Black Mirror — the popular UK anthology drama about the more disturbing intersections of technology with our lives — will debut its third season on Netflix October 21, which is ... a long way away.

But at least we now have some tantalizing details about what to expect, straight from series creator Charlie Brooker and executive producer Annabel Jones, who stopped by the Television Critics Association’s summer press tour on July 27 to promote the upcoming new episodes.

As always, Black Mirror’s new episodes will span several genres

Black Mirror isn’t a serialized drama; each episode tells a standalone story. According to Brooker, the new season of six episodes will feature a little bit of everything, from a thriller to straight horror, from “a military story” to romance. One episode — he didn’t say which — will be set in 1987.
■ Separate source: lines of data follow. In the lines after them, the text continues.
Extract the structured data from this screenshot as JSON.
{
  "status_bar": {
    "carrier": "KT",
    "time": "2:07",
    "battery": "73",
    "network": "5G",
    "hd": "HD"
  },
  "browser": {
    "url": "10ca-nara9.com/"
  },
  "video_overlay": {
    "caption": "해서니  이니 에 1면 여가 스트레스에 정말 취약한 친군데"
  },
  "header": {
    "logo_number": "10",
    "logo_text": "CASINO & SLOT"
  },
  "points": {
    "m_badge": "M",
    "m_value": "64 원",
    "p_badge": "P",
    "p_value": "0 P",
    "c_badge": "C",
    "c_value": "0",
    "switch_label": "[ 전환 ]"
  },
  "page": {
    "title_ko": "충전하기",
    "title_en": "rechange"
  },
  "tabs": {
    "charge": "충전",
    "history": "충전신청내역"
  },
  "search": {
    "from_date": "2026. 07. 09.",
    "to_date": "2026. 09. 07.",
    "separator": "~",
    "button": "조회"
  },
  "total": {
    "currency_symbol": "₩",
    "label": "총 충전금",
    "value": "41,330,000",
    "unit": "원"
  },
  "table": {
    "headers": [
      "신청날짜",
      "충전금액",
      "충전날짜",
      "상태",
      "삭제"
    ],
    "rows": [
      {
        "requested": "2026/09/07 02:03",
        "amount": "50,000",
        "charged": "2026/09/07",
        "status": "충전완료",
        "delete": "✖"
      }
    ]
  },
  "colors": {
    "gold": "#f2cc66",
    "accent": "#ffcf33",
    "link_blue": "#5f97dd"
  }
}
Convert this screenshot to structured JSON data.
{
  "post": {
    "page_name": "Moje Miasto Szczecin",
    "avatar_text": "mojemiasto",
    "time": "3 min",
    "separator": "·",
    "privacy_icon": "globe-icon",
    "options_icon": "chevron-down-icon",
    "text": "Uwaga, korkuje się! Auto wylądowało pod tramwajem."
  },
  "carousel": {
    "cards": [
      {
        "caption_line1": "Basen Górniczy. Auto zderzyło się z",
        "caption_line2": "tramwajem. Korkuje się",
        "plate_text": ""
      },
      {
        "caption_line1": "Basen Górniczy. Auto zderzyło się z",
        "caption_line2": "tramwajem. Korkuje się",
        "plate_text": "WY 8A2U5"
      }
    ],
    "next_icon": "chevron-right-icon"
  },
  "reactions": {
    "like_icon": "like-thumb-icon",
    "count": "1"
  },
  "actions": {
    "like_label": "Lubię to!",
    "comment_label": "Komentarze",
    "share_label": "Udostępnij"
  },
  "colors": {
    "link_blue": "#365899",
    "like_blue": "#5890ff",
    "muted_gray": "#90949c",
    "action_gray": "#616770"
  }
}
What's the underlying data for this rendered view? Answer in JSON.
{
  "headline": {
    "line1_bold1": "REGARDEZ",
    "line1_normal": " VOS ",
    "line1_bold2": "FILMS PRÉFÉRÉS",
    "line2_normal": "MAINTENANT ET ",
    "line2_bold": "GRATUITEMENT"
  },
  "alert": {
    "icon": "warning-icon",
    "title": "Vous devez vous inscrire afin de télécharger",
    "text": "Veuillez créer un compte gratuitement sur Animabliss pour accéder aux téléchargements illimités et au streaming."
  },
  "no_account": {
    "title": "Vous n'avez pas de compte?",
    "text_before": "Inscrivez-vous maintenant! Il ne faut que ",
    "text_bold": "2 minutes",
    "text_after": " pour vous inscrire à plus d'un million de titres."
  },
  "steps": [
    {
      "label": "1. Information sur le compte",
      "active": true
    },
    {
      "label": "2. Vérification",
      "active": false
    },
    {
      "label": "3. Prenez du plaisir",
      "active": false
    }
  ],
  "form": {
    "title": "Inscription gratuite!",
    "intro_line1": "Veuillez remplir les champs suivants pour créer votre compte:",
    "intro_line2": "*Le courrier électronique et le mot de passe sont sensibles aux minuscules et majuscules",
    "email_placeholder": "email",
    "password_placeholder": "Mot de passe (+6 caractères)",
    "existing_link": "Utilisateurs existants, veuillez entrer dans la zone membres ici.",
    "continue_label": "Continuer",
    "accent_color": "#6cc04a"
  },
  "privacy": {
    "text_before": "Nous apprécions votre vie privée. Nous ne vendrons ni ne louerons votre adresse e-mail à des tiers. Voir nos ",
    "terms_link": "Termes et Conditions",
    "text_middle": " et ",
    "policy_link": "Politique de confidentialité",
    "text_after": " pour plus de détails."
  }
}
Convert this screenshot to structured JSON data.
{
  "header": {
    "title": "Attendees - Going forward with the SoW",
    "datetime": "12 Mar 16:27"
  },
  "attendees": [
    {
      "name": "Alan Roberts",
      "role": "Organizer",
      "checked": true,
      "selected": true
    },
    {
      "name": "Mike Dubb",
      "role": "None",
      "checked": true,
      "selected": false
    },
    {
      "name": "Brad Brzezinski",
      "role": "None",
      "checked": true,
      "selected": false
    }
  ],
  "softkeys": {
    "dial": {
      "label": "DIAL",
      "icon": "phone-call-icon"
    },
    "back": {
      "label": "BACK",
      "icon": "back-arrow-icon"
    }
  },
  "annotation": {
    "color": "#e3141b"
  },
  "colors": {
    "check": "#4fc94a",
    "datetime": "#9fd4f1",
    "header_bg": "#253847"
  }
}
And since Black Mirror will now air exclusively on Netflix (its original home was the UK’s Channel 4), the show is no longer bound by traditional episode-length restrictions — a freedom that allowed Brooker and Jones to produce one installment that runs as long as a feature film, at 90 minutes. The episode in question is apparently a police procedural — starring the wonderful Kelly Macdonald (Boardwalk Empire, Brave) — and in Brooker’s words will address “society, how we communicate, online rage, and the consequences of that.”

Behind the scenes, the show has welcomed some noteworthy new collaborators

Brooker and Jones revealed that one upcoming episode (“Nosedive”) was written by Parks and Recreation’s Rashida Jones and Mike Schur. Directed by Pride and Prejudice’s Joe Wright, this chapter will star Bryce Dallas Howard and Alice Eve in what Brooker called a “social satire about identity in the social media age,” before noting with dry amusement that such a logline may have been “the most boring way I could describe it.” Thus, he moved on, calling the episode “a cheerful pastel nightmare.”

Bonus: Another upcoming episode, about video games (yes, that’s exactly as vague a summary as we got), was written by 10 Cloverfield Lane’s Dan Trachtenberg.

Black Mirror won’t be doing a Pokémon Go episode, but not for the reasons you think

“I did see Pokémon Go coming,” Brooker said a few minutes into the panel (which, coincidentally, was thisclose to being within swiping distance of a PokéStop). This might sound like a lofty claim, until you consider that Black Mirror has included seemingly fantastical technology before, only to have it creep into the real world as tech advances.

Black Mirror won’t be doing an explicit Pokémon Go episode — the game came out after filming finished, after all — but Brooker used it to explain the show’s approach to parsing what kind of stories it tells.

For this season, Brooker said, “some of the ideas are wackier in a way,” since his team was aware that “the rate of progress [in technology] is such that you have to go sort of two steps ahead to stay ahead of reality.”

At the very least, Brooker promised with a grin, this season of Black Mirror will be “more demented than Pokémon Go ... while keeping one foot on the ground of reality.”

Black Mirror returns to Netflix for its third season on October 21.